Vaccinium ovalifolium (commonly known as Alaska blueberry, early blueberry, oval-leaf bilberry, oval-leaf blueberry, and oval-leaf huckleberry) is a plant in the heath family having three varieties, all of which grow in northerly regions, including the subarctic.
Vaccinium ovalifolium is a spreading shrub which may grow to 5 feet (1.5 m) tall. It has pink 14 in (0.64 cm) urn-shaped flowers. Berries are dark blue, often black, sometimes with a waxy coating.
The original variety (i.e. the automatically named Vaccinium ovalifolium var[iety] ovalifolium) is found on both the eastern and western sides of the Pacific Ocean; in North America, it is distributed in Canada (in Alberta, British Columbia, Newfoundland, Nova Scotia, southern Ontario, south central Quebec, and southern Yukon Territory); and the United States (in southern Alaska, Idaho, northern Michigan, Oregon, western South Dakota, and Washington); across the Pacific to Asia and Eurasia, it is distributed in Russia (in Kamchatka, the southern Kuril Islands, Primorsky Krai, and Sakhalin); and in Japan (in Hokkaido, and central and northern Honshu).

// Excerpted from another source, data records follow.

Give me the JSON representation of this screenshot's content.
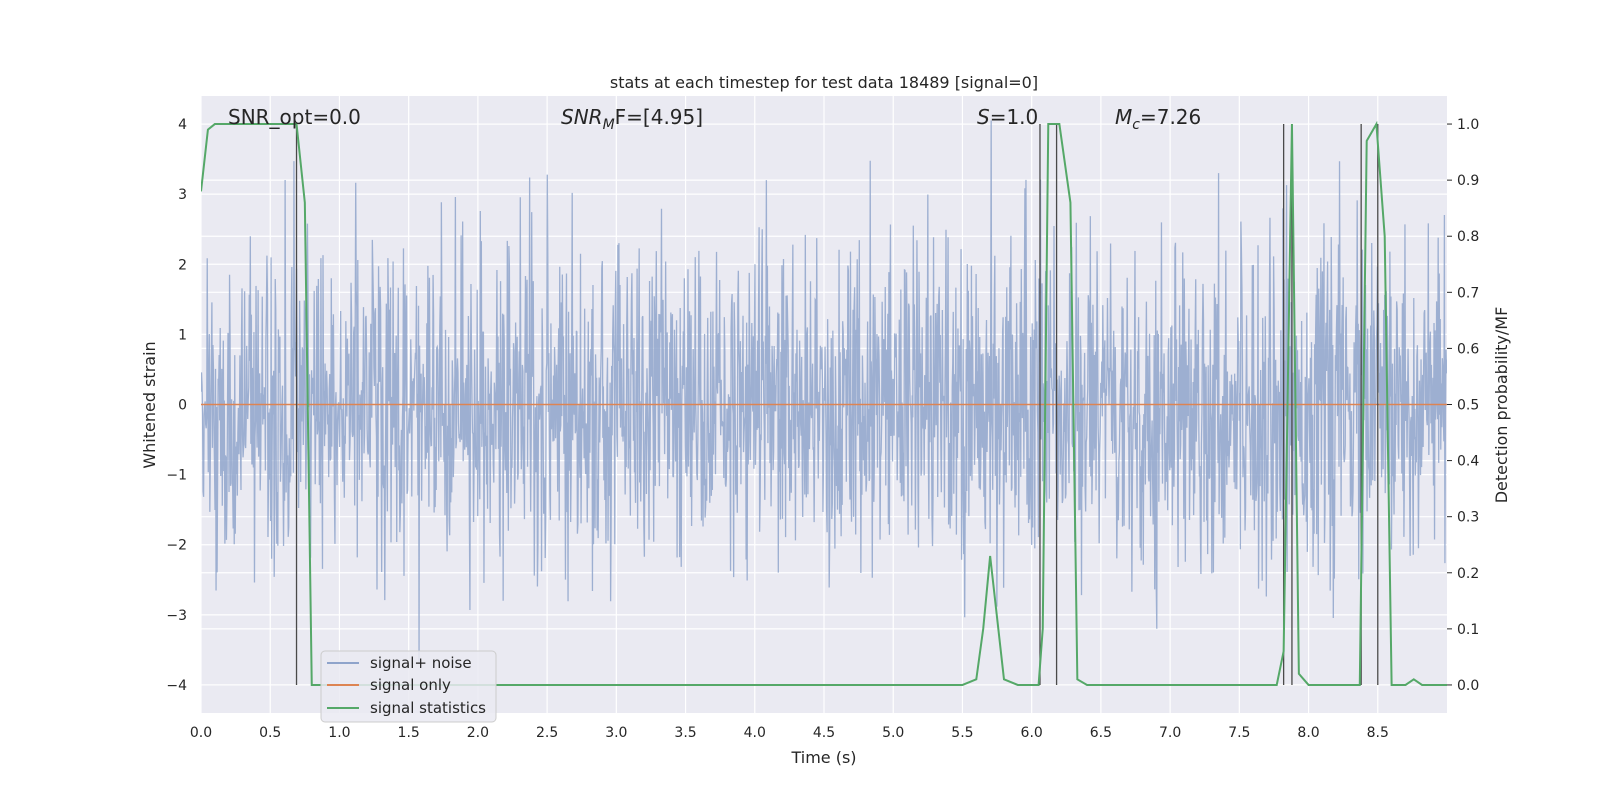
{
  "chart_data": {
    "type": "line",
    "title": "stats at each timestep for test data 18489 [signal=0]",
    "xlabel": "Time (s)",
    "ylabel": "Whitened strain",
    "y2label": "Detection probability/MF",
    "xlim": [
      0.0,
      9.0
    ],
    "ylim": [
      -4.4,
      4.4
    ],
    "y2lim": [
      -0.05,
      1.05
    ],
    "x_ticks": [
      "0.0",
      "0.5",
      "1.0",
      "1.5",
      "2.0",
      "2.5",
      "3.0",
      "3.5",
      "4.0",
      "4.5",
      "5.0",
      "5.5",
      "6.0",
      "6.5",
      "7.0",
      "7.5",
      "8.0",
      "8.5"
    ],
    "y_ticks": [
      "4",
      "3",
      "2",
      "1",
      "0",
      "−1",
      "−2",
      "−3",
      "−4"
    ],
    "y2_ticks": [
      "1.0",
      "0.9",
      "0.8",
      "0.7",
      "0.6",
      "0.5",
      "0.4",
      "0.3",
      "0.2",
      "0.1",
      "0.0"
    ],
    "grid": true,
    "legend_position": "lower-left",
    "annotations": {
      "snr_opt": "SNR_opt=0.0",
      "snr_mf_symbol": "SNR",
      "snr_mf_sub": "M",
      "snr_mf_rest": "F=[4.95]",
      "s_symbol": "S",
      "s_rest": "=1.0",
      "mc_symbol": "M",
      "mc_sub": "c",
      "mc_rest": "=7.26"
    },
    "series": [
      {
        "name": "signal+ noise",
        "color": "#8fa4cb",
        "description_values": "whitened noise, about ±1.6 typical amplitude, peaks near ±4"
      },
      {
        "name": "signal only",
        "color": "#dd8452",
        "values_constant": 0.0
      },
      {
        "name": "signal statistics",
        "color": "#55a868",
        "x": [
          0.0,
          0.05,
          0.1,
          0.2,
          0.3,
          0.4,
          0.5,
          0.6,
          0.66,
          0.69,
          0.75,
          0.8,
          0.9,
          1.0,
          2.0,
          3.0,
          4.0,
          5.0,
          5.5,
          5.6,
          5.65,
          5.7,
          5.75,
          5.8,
          5.9,
          6.0,
          6.05,
          6.08,
          6.12,
          6.2,
          6.28,
          6.33,
          6.4,
          6.5,
          7.0,
          7.5,
          7.77,
          7.82,
          7.88,
          7.93,
          8.0,
          8.2,
          8.37,
          8.42,
          8.49,
          8.55,
          8.6,
          8.65,
          8.7,
          8.76,
          8.82,
          8.88,
          9.0
        ],
        "y": [
          0.88,
          0.99,
          1.0,
          1.0,
          1.0,
          1.0,
          1.0,
          1.0,
          1.0,
          1.0,
          0.86,
          0.0,
          0.0,
          0.0,
          0.0,
          0.0,
          0.0,
          0.0,
          0.0,
          0.01,
          0.1,
          0.23,
          0.12,
          0.01,
          0.0,
          0.0,
          0.0,
          0.1,
          1.0,
          1.0,
          0.86,
          0.01,
          0.0,
          0.0,
          0.0,
          0.0,
          0.0,
          0.06,
          1.0,
          0.02,
          0.0,
          0.0,
          0.0,
          0.97,
          1.0,
          0.8,
          0.0,
          0.0,
          0.0,
          0.01,
          0.0,
          0.0,
          0.0
        ]
      }
    ],
    "vertical_markers_s": [
      0.69,
      6.06,
      6.18,
      7.82,
      7.88,
      8.38,
      8.5
    ]
  }
}
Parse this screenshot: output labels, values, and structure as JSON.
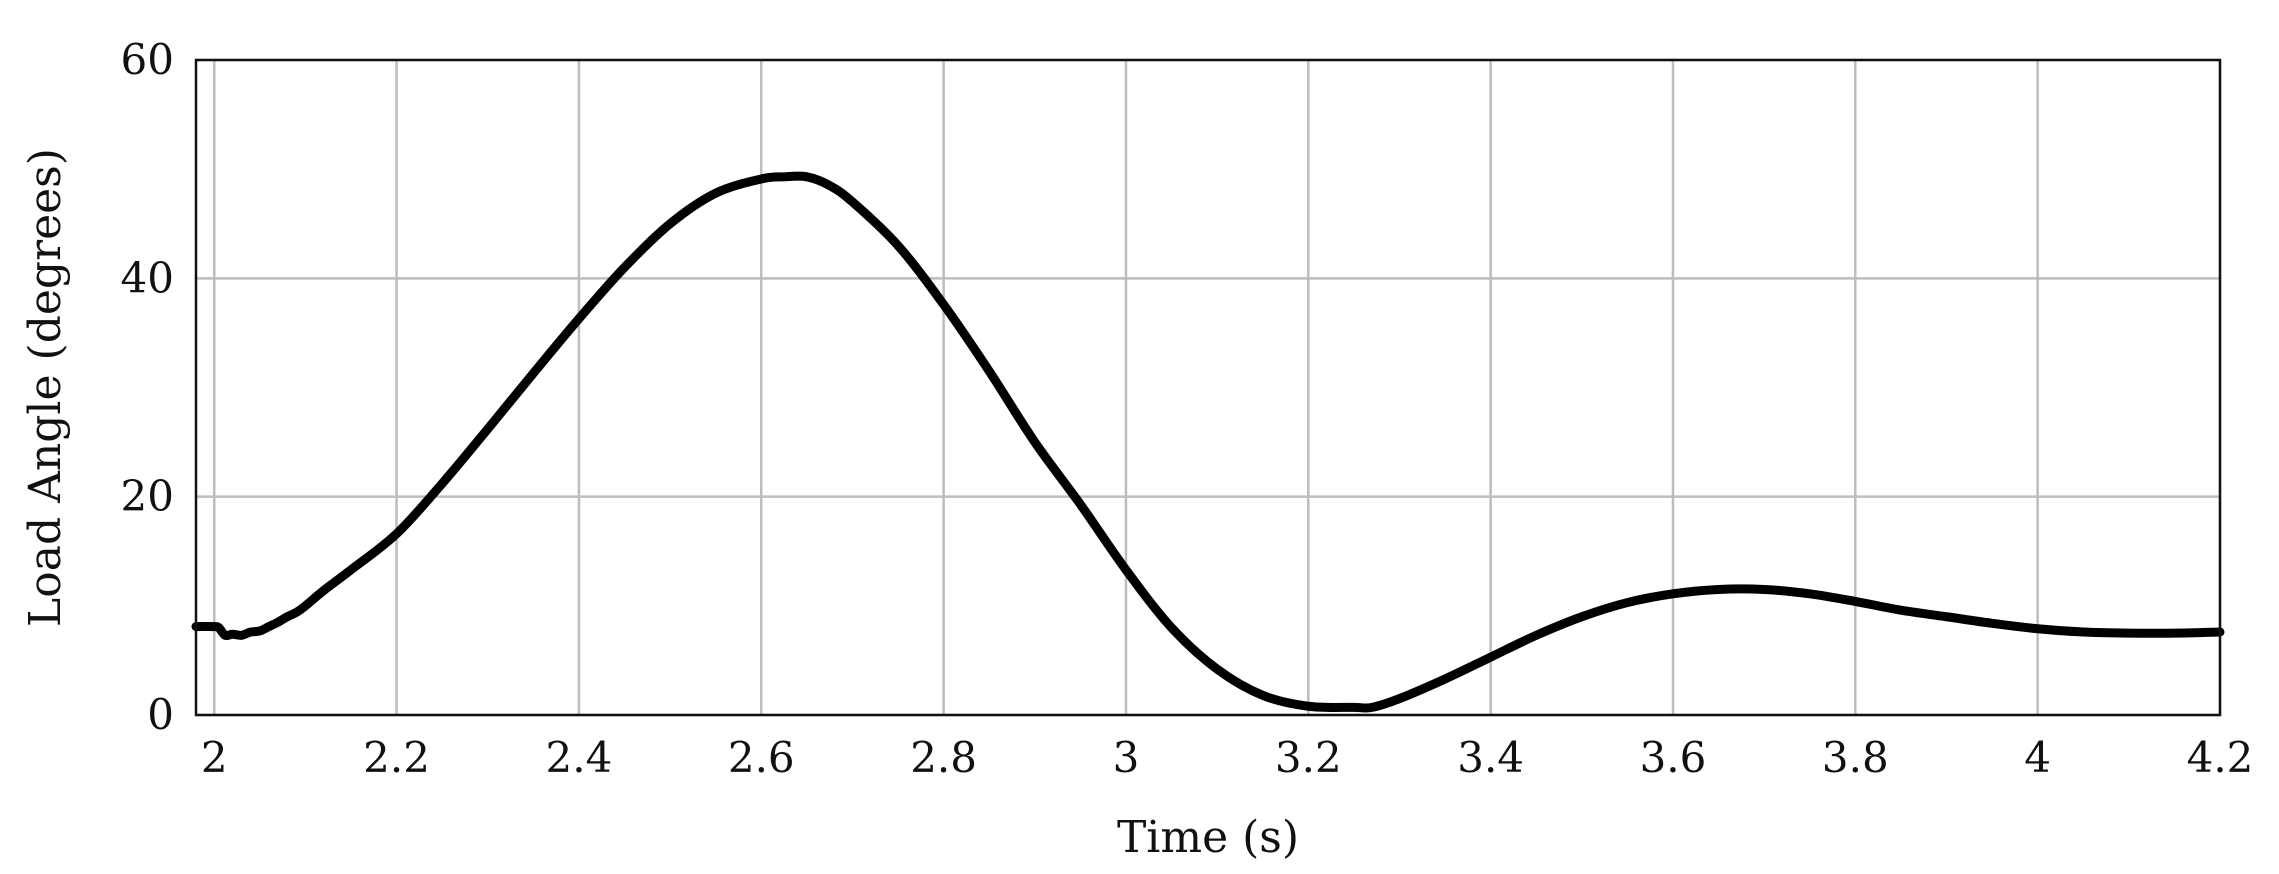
{
  "chart_data": {
    "type": "line",
    "title": "",
    "xlabel": "Time (s)",
    "ylabel": "Load Angle (degrees)",
    "xlim": [
      1.98,
      4.2
    ],
    "ylim": [
      0,
      60
    ],
    "x_ticks": [
      2,
      2.2,
      2.4,
      2.6,
      2.8,
      3,
      3.2,
      3.4,
      3.6,
      3.8,
      4,
      4.2
    ],
    "x_tick_labels": [
      "2",
      "2.2",
      "2.4",
      "2.6",
      "2.8",
      "3",
      "3.2",
      "3.4",
      "3.6",
      "3.8",
      "4",
      "4.2"
    ],
    "y_ticks": [
      0,
      20,
      40,
      60
    ],
    "y_tick_labels": [
      "0",
      "20",
      "40",
      "60"
    ],
    "grid": true,
    "legend": "none",
    "series_color": "#000000",
    "series": [
      {
        "x": [
          1.98,
          2.0,
          2.005,
          2.012,
          2.02,
          2.03,
          2.04,
          2.05,
          2.06,
          2.07,
          2.08,
          2.09,
          2.1,
          2.12,
          2.15,
          2.2,
          2.25,
          2.3,
          2.35,
          2.4,
          2.45,
          2.5,
          2.55,
          2.6,
          2.625,
          2.65,
          2.675,
          2.7,
          2.75,
          2.8,
          2.85,
          2.9,
          2.95,
          3.0,
          3.05,
          3.1,
          3.15,
          3.2,
          3.25,
          3.27,
          3.3,
          3.35,
          3.4,
          3.45,
          3.5,
          3.55,
          3.6,
          3.65,
          3.7,
          3.75,
          3.8,
          3.85,
          3.9,
          3.95,
          4.0,
          4.05,
          4.1,
          4.15,
          4.2
        ],
        "y": [
          8.1,
          8.1,
          8.0,
          7.3,
          7.4,
          7.3,
          7.6,
          7.7,
          8.1,
          8.5,
          9.0,
          9.4,
          10.0,
          11.4,
          13.3,
          16.6,
          21.2,
          26.2,
          31.3,
          36.3,
          41.0,
          45.0,
          47.8,
          49.1,
          49.3,
          49.3,
          48.5,
          47.0,
          43.0,
          37.6,
          31.5,
          25.0,
          19.3,
          13.3,
          8.0,
          4.2,
          1.8,
          0.8,
          0.7,
          0.7,
          1.5,
          3.3,
          5.3,
          7.3,
          9.0,
          10.3,
          11.1,
          11.5,
          11.5,
          11.1,
          10.4,
          9.6,
          9.0,
          8.4,
          7.9,
          7.6,
          7.5,
          7.5,
          7.6
        ]
      }
    ]
  }
}
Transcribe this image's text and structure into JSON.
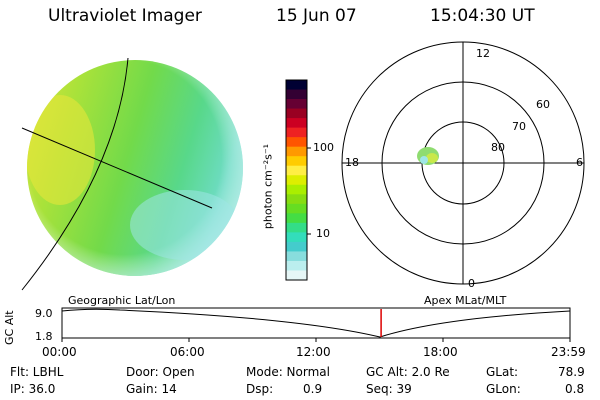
{
  "header": {
    "title": "Ultraviolet Imager",
    "date": "15 Jun 07",
    "time": "15:04:30 UT"
  },
  "colorbar": {
    "unit_label": "photon cm⁻²s⁻¹",
    "tick_labels": [
      "100",
      "10"
    ],
    "colors": [
      "#000033",
      "#330033",
      "#660033",
      "#990022",
      "#cc0022",
      "#ee2222",
      "#ff5500",
      "#ff9900",
      "#ffcc00",
      "#ffee44",
      "#ddee00",
      "#aaee00",
      "#88dd11",
      "#66dd22",
      "#44dd44",
      "#33dd88",
      "#33ddbb",
      "#44cccc",
      "#88dddd",
      "#bbeeee",
      "#e6f6f6"
    ]
  },
  "polar_plot": {
    "mlt_labels": {
      "top": "12",
      "bottom": "0",
      "left": "18",
      "right": "6"
    },
    "lat_labels": [
      "60",
      "70",
      "80"
    ]
  },
  "strip": {
    "left_title": "Geographic Lat/Lon",
    "right_title": "Apex  MLat/MLT",
    "y_axis_label": "GC Alt",
    "y_ticks": [
      "9.0",
      "1.8"
    ],
    "x_ticks": [
      "00:00",
      "06:00",
      "12:00",
      "18:00",
      "23:59"
    ],
    "marker_hours": 15.075,
    "marker_color": "#dd0000"
  },
  "info": {
    "flt": "Flt: LBHL",
    "ip": "IP: 36.0",
    "door": "Door: Open",
    "gain": "Gain: 14",
    "mode": "Mode: Normal",
    "dsp_label": "Dsp:",
    "dsp_value": "0.9",
    "gc_alt": "GC Alt: 2.0 Re",
    "seq": "Seq: 39",
    "glat_label": "GLat:",
    "glat_value": "78.9",
    "glon_label": "GLon:",
    "glon_value": "0.8"
  }
}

Vaccinium ovalifolium is used in jams and jellies and for making liqueur. Blueberry herbal tea can be made from the leaves, or from the juice of the blueberries themselves.
Vaccinium ovalifolium has been used in Russia in the making of dyes, including the use of its tannin.
In the winter, Vaccinium ovalifolium is an important food source for grazing deer, goats, and elk, and in the summer the nectar feeds hummingbirds.